Senior Republican leadership aides were reluctant to divulge the number of amendments Senators are prepared to file. But given that reconciliation rules prevent Senate Majority Leader Harry Reid (D-Nev.) from limiting amendments to such a bill, the GOP is looking to upend the Democrats' health care agenda by proposing an unspecified number of changes.
"There is a healthy batch of amendments that were excluded from the health care debate that will serve as a down payment," a senior Republican Senate aide said Monday. "But it is safe to say our Conference has plenty of other ideas that are being put to paper."
Meanwhile, Sen.
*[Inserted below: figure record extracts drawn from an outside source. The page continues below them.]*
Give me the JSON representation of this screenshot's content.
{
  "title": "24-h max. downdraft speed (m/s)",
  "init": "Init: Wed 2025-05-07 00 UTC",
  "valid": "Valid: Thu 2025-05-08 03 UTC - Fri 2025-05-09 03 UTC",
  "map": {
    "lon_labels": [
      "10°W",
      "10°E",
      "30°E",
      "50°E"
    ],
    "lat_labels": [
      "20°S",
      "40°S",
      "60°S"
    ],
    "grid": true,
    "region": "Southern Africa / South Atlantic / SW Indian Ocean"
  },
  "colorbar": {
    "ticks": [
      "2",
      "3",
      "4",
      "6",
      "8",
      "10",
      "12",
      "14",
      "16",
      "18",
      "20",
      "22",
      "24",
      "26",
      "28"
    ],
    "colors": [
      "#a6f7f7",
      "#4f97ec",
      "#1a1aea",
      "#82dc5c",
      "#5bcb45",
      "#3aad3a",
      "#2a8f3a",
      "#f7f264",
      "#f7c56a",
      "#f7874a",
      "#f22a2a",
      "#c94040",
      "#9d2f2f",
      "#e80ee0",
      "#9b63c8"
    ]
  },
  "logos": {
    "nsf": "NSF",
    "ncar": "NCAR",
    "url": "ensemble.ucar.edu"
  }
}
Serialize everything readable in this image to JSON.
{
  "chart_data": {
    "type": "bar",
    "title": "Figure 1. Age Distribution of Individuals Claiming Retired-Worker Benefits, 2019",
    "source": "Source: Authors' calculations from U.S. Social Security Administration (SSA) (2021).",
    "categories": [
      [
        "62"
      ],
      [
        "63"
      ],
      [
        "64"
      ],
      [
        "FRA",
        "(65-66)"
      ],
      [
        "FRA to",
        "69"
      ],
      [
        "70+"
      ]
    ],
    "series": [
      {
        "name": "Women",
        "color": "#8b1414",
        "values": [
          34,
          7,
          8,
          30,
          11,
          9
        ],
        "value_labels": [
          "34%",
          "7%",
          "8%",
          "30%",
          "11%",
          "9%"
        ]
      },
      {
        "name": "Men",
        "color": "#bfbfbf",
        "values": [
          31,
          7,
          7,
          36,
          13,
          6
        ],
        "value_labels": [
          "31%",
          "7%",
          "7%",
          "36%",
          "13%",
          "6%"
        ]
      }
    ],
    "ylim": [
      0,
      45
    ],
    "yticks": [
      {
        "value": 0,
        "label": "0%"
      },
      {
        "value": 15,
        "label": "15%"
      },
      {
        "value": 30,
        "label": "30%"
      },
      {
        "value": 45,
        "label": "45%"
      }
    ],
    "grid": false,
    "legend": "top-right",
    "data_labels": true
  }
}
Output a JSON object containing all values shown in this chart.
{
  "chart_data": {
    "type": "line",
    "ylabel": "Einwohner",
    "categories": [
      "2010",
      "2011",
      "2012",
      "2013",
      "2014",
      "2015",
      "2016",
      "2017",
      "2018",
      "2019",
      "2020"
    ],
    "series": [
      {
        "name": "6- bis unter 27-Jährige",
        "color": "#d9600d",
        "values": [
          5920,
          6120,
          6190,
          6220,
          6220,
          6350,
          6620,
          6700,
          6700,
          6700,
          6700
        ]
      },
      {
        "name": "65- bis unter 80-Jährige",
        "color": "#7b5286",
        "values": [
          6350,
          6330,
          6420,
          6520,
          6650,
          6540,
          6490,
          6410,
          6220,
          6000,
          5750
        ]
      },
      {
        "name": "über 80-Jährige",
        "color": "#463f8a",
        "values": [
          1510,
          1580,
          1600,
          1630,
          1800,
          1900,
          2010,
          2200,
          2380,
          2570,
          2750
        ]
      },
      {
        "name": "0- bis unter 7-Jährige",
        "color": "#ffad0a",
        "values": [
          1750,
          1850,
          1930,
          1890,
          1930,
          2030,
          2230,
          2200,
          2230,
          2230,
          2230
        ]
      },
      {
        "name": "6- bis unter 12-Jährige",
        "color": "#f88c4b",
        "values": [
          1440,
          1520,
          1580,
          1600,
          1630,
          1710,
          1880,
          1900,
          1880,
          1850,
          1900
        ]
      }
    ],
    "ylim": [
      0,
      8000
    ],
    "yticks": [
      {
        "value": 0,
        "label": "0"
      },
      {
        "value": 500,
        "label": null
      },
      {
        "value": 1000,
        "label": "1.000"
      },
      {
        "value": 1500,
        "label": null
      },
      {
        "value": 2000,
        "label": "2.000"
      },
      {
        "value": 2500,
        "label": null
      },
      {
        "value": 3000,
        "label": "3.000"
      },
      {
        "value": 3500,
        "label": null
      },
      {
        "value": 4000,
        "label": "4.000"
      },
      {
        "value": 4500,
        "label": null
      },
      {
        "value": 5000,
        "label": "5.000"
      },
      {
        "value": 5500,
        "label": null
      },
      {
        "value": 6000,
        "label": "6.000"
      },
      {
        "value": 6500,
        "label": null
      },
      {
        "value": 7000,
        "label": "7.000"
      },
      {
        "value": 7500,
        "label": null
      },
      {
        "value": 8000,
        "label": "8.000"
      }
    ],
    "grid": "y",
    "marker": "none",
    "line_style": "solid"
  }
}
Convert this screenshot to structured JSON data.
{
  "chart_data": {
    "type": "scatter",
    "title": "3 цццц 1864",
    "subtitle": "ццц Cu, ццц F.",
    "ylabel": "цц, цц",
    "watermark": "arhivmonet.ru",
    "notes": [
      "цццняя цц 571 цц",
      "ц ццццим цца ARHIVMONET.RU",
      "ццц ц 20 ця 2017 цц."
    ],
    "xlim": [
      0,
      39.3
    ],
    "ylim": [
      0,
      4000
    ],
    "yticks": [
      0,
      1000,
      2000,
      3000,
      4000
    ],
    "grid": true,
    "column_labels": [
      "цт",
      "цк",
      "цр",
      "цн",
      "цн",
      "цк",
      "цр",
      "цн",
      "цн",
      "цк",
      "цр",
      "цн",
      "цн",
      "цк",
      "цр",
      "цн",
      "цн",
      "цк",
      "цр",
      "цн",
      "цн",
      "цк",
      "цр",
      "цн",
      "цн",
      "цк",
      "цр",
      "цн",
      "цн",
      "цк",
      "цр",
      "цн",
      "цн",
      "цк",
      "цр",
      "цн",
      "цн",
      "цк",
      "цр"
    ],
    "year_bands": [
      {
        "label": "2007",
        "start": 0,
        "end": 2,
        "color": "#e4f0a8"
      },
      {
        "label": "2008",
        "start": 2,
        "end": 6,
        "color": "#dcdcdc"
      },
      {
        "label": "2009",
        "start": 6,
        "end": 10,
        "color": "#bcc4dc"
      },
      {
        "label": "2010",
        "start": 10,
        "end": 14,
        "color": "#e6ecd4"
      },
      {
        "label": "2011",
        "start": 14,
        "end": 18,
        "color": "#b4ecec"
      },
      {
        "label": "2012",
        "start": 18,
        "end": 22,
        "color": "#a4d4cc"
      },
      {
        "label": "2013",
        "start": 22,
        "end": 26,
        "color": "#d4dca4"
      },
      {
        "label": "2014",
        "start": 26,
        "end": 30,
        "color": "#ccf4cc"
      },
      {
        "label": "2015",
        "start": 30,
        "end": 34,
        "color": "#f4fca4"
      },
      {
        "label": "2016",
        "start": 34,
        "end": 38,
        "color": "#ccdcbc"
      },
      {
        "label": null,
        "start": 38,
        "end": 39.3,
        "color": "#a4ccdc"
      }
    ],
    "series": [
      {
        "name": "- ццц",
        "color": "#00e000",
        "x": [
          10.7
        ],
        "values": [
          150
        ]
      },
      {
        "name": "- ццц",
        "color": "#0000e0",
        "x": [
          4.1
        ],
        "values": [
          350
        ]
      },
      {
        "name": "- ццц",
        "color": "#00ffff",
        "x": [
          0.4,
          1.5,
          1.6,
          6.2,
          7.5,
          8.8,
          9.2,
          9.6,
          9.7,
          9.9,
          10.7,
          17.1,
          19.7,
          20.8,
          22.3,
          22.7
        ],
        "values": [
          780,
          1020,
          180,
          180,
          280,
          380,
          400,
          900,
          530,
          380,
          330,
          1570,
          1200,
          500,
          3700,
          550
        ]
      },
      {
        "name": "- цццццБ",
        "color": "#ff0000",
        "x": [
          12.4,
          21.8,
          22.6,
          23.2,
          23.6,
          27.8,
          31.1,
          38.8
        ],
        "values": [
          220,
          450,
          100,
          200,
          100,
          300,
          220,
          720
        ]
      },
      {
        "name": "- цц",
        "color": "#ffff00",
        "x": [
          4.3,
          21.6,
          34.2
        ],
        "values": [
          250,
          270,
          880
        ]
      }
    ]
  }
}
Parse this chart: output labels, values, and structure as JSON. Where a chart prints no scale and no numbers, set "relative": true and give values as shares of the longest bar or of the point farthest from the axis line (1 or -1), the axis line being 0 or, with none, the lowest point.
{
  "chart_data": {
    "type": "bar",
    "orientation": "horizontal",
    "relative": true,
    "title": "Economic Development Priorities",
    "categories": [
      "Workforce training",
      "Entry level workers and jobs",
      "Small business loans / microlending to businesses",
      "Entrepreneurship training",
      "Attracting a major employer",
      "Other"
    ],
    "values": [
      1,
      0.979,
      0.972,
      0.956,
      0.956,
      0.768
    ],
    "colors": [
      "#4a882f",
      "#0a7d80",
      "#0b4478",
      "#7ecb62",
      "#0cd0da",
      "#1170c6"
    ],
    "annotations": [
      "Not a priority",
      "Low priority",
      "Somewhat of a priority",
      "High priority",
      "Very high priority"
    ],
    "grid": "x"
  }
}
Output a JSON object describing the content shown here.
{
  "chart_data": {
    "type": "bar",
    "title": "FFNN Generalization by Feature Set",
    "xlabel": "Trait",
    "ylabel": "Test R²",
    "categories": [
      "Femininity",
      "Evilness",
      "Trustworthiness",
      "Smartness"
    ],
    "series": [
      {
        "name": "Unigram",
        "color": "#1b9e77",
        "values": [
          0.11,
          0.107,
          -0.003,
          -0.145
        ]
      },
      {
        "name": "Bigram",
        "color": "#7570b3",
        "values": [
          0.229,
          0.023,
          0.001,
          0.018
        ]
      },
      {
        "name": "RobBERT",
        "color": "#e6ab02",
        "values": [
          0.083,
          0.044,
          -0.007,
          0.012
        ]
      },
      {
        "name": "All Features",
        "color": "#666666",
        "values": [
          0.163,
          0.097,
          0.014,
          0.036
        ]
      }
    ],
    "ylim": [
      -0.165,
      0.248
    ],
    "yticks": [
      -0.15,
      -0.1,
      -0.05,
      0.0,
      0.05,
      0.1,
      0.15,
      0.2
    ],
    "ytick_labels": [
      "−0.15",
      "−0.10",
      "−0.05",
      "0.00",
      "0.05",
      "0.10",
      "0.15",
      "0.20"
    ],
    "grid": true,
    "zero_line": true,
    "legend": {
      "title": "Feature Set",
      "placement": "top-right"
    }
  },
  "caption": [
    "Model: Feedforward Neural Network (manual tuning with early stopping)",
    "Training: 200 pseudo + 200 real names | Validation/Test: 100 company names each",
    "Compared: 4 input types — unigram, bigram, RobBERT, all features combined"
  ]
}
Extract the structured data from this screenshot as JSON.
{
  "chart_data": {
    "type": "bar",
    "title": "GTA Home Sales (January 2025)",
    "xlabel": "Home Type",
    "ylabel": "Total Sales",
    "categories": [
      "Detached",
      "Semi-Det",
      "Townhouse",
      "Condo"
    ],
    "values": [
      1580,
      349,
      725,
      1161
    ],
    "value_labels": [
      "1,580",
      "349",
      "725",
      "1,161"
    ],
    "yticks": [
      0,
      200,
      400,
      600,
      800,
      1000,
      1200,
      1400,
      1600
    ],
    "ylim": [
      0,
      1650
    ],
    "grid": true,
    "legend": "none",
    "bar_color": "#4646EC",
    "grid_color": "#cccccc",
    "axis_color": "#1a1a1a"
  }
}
Michael Bennet (D-Colo.) would not rule out proposing an amendment to the reconciliation package to add a public insurance option. Bennet, appointed to the Senate to replace now-Interior Secretary Ken Salazar, is facing a competitive Democratic primary to hold the seat and has emerged of late as a champion of the public option.
Bennet recently spearheaded a letter signed by several Democratic Senators that publicized their support for the option under reconciliation.
"I'd prefer if the House had it included, and I think we're just going to have to wait and see what the Parliamentarian in the Senate says about amendments," Bennet said Monday evening.
The Democratic strategy for passing a final health care bill involves the House moving first under a plan that would allow Members to approve both the original, $875 billion Senate-passed legislation and a package of adjustments under reconciliation. Reconciliation allows Democrats to sidestep a Republican filibuster in the Senate.
In an effort to thwart the Democrats' plans for getting a final health care reform bill to President Barack Obama's desk, senior Republican Senate aides say they will begin by proposing amendments to the reconciliation package that were either rejected or that the GOP had hoped to offer but couldn't during the December debate over the underlying Senate bill.
Republican Senators are also considering hundreds of other amendments. Any change in the reconciliation package would require the bill to be sent back to the House. At the very least, Senate Republicans are hoping to cause several, politically uncomfortable votes for the Democrats.